- Cannot be pillaged or removed.
The effects of the Qhapaq Ñan is totally identical to those of a Mountain Tunnel. It can be placed in neutral territory, providing permanent vision on that Mountains tile and every adjacent tile to the civilization that builds it, even if later that Mountains tile gets taken over by another civilization. With Qhapaq Ñan, land units are able to traverse through Mountains at the cost of 2 Movement. Remember, Qhapaq Ñan allow units to pass through Mountains, not to stay and end their turn on Mountains, so in cases where the units do not have enough Movement left, or the other side of the Qhapaq Ñan is completely blocked, the Tunnel cannot be used. If there are more than one Qhapaq Ñan placed on the same Mountain range, these will act as connected portals, allowing units to go in and out from any of these gates, again, as long as they are on the same Mountain range, still at the cost of 2 Movement. Since units cannot stop on a Mountains tile, this improvement cannot be pillaged, but it can still be removed by volcanic eruptions and nukes.
Although the effects of the Qhapaq Ñan and a typical Mountain Tunnel are identical (they both allow rapid movement through mountain ranges), the Qhapaq Ñan has some superior traits to Mountain Tunnels. First, this improvement is available in the Ancient Era, while its counterpart becomes available in the Modern Era. This makes Trade Routes sent to and from the Inca much more fluid and effective, and also facilitates exploration since they cannot be blocked off by a long mountain range. Remember that Qhapaq Ñan and Mountain Tunnels can be built on Mountains in neutral territory, but since the Qhapaq Ñan is available much earlier, as the Inca, you can utilize this to declare a surprise attack on civilizations who mistakenly believe they are safe because they are protected by mountains. Even when Chemistry is unlocked, there is no reason to build Mountain Tunnels over Qhapaq Ñan, since the Qhapaq Ñan is built by Builders rather than the more expensive Military Engineers. However, it is worth noting that the cost of a Builder scales upward for every Builder you have trained, while that of a Military Engineer stays constant, so a Mountain Tunnel built by a Military Engineer always costs 85 Production, while a Qhapaq Ñan built by a Builder may cost more depending on how many Builders you have trained that game and how many build charges each Builder starts with, so if you want to be really efficient, that is something to consider.
Also, similar to the Mountain Tunnel, Trade Routes going through Qhapaq Ñan will have increased yields in Gold. A Qhapaq Ñan tile grants 15 "efficiency" points to any Trader passing through, which is a lot more substantial compared to other facilitating methods, like water tiles, Railroads or Canals. Read more here for more details.

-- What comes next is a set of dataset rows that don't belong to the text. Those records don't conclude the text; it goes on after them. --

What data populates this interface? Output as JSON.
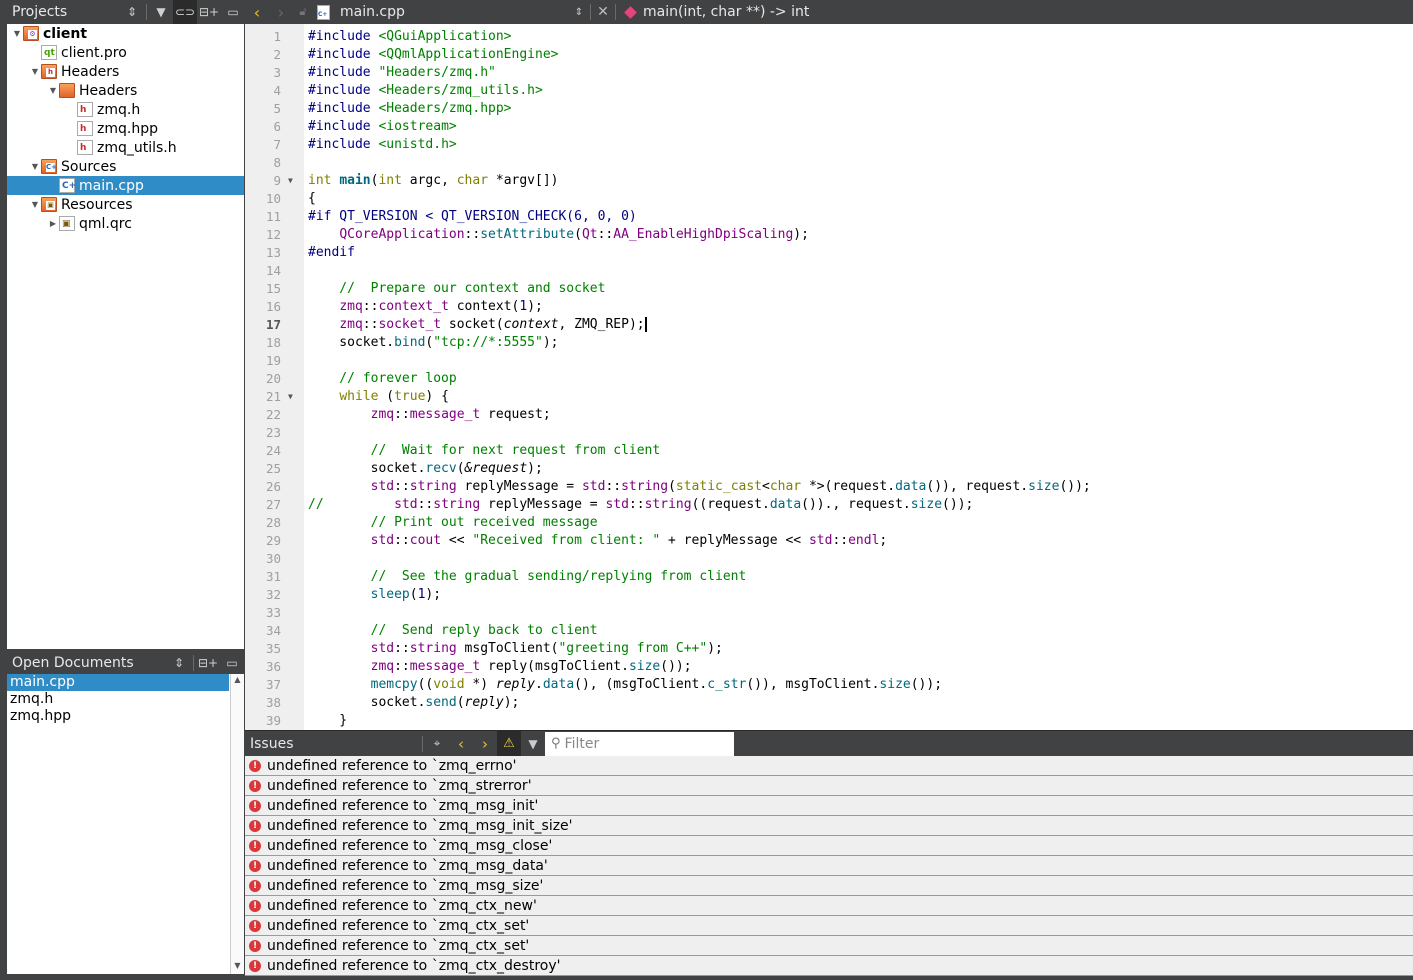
{
  "projects_panel": {
    "title": "Projects",
    "tools": [
      "sort-icon",
      "filter-icon",
      "link-icon",
      "split-icon",
      "close-pane-icon"
    ],
    "tree": [
      {
        "label": "client",
        "depth": 0,
        "expanded": true,
        "icon": "project-folder-icon",
        "bold": true
      },
      {
        "label": "client.pro",
        "depth": 1,
        "icon": "qt-file-icon"
      },
      {
        "label": "Headers",
        "depth": 1,
        "expanded": true,
        "icon": "headers-folder-icon"
      },
      {
        "label": "Headers",
        "depth": 2,
        "expanded": true,
        "icon": "folder-icon"
      },
      {
        "label": "zmq.h",
        "depth": 3,
        "icon": "header-file-icon"
      },
      {
        "label": "zmq.hpp",
        "depth": 3,
        "icon": "header-file-icon"
      },
      {
        "label": "zmq_utils.h",
        "depth": 3,
        "icon": "header-file-icon"
      },
      {
        "label": "Sources",
        "depth": 1,
        "expanded": true,
        "icon": "sources-folder-icon"
      },
      {
        "label": "main.cpp",
        "depth": 2,
        "icon": "cpp-file-icon",
        "selected": true
      },
      {
        "label": "Resources",
        "depth": 1,
        "expanded": true,
        "icon": "resources-folder-icon"
      },
      {
        "label": "qml.qrc",
        "depth": 2,
        "expanded": false,
        "icon": "qrc-file-icon"
      }
    ]
  },
  "open_documents": {
    "title": "Open Documents",
    "items": [
      {
        "label": "main.cpp",
        "selected": true
      },
      {
        "label": "zmq.h"
      },
      {
        "label": "zmq.hpp"
      }
    ]
  },
  "editor_toolbar": {
    "file_name": "main.cpp",
    "symbol": "main(int, char **) -> int"
  },
  "editor": {
    "current_line": 17,
    "lines": [
      {
        "n": 1,
        "text": "#include <QGuiApplication>"
      },
      {
        "n": 2,
        "text": "#include <QQmlApplicationEngine>"
      },
      {
        "n": 3,
        "text": "#include \"Headers/zmq.h\""
      },
      {
        "n": 4,
        "text": "#include <Headers/zmq_utils.h>"
      },
      {
        "n": 5,
        "text": "#include <Headers/zmq.hpp>"
      },
      {
        "n": 6,
        "text": "#include <iostream>"
      },
      {
        "n": 7,
        "text": "#include <unistd.h>"
      },
      {
        "n": 8,
        "text": ""
      },
      {
        "n": 9,
        "text": "int main(int argc, char *argv[])",
        "fold": true
      },
      {
        "n": 10,
        "text": "{"
      },
      {
        "n": 11,
        "text": "#if QT_VERSION < QT_VERSION_CHECK(6, 0, 0)"
      },
      {
        "n": 12,
        "text": "    QCoreApplication::setAttribute(Qt::AA_EnableHighDpiScaling);"
      },
      {
        "n": 13,
        "text": "#endif"
      },
      {
        "n": 14,
        "text": ""
      },
      {
        "n": 15,
        "text": "    //  Prepare our context and socket"
      },
      {
        "n": 16,
        "text": "    zmq::context_t context(1);"
      },
      {
        "n": 17,
        "text": "    zmq::socket_t socket(context, ZMQ_REP);"
      },
      {
        "n": 18,
        "text": "    socket.bind(\"tcp://*:5555\");"
      },
      {
        "n": 19,
        "text": ""
      },
      {
        "n": 20,
        "text": "    // forever loop"
      },
      {
        "n": 21,
        "text": "    while (true) {",
        "fold": true
      },
      {
        "n": 22,
        "text": "        zmq::message_t request;"
      },
      {
        "n": 23,
        "text": ""
      },
      {
        "n": 24,
        "text": "        //  Wait for next request from client"
      },
      {
        "n": 25,
        "text": "        socket.recv(&request);"
      },
      {
        "n": 26,
        "text": "        std::string replyMessage = std::string(static_cast<char *>(request.data()), request.size());"
      },
      {
        "n": 27,
        "text": "//         std::string replyMessage = std::string((request.data())., request.size());"
      },
      {
        "n": 28,
        "text": "        // Print out received message"
      },
      {
        "n": 29,
        "text": "        std::cout << \"Received from client: \" + replyMessage << std::endl;"
      },
      {
        "n": 30,
        "text": ""
      },
      {
        "n": 31,
        "text": "        //  See the gradual sending/replying from client"
      },
      {
        "n": 32,
        "text": "        sleep(1);"
      },
      {
        "n": 33,
        "text": ""
      },
      {
        "n": 34,
        "text": "        //  Send reply back to client"
      },
      {
        "n": 35,
        "text": "        std::string msgToClient(\"greeting from C++\");"
      },
      {
        "n": 36,
        "text": "        zmq::message_t reply(msgToClient.size());"
      },
      {
        "n": 37,
        "text": "        memcpy((void *) reply.data(), (msgToClient.c_str()), msgToClient.size());"
      },
      {
        "n": 38,
        "text": "        socket.send(reply);"
      },
      {
        "n": 39,
        "text": "    }"
      }
    ]
  },
  "issues": {
    "title": "Issues",
    "filter_placeholder": "Filter",
    "items": [
      "undefined reference to `zmq_errno'",
      "undefined reference to `zmq_strerror'",
      "undefined reference to `zmq_msg_init'",
      "undefined reference to `zmq_msg_init_size'",
      "undefined reference to `zmq_msg_close'",
      "undefined reference to `zmq_msg_data'",
      "undefined reference to `zmq_msg_size'",
      "undefined reference to `zmq_ctx_new'",
      "undefined reference to `zmq_ctx_set'",
      "undefined reference to `zmq_ctx_set'",
      "undefined reference to `zmq_ctx_destroy'"
    ]
  },
  "colors": {
    "chrome": "#404244",
    "selection": "#308cc6",
    "error": "#d9383a",
    "accent_yellow": "#e8c02c"
  }
}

Bear in mind that your opponents can use Qhapaq Ñan/Mountain Tunnels built by you, which means that they can use your bonuses against you if you go overboard with this improvement and put it everywhere. When wars are declared on you, immediately place your military units to block entrances and exits that lead to your core territory; otherwise your cities may fall in one fell swoop.
The Qhapac Ñan, also known as the Andean Road System, is a network of roads used by the Incan empire. What makes this site so remarkable isn't simply the distance covered – over 30,000 km – but also the terrain through which the roads travel - the mountains of the Andes, deserts, and lush rainforests. While the roads were used for transporting goods – usually by llama or alpaca – there was also in place a speedy messenger system. The chasquis were quick and agile men who would run through the extensive network of roads to pass messages to one another at relay stations until the message reached its final destination.
The Andean Road System was a truly innovative means for keeping such a vast empire connected, and to some extent, controlled by a central power.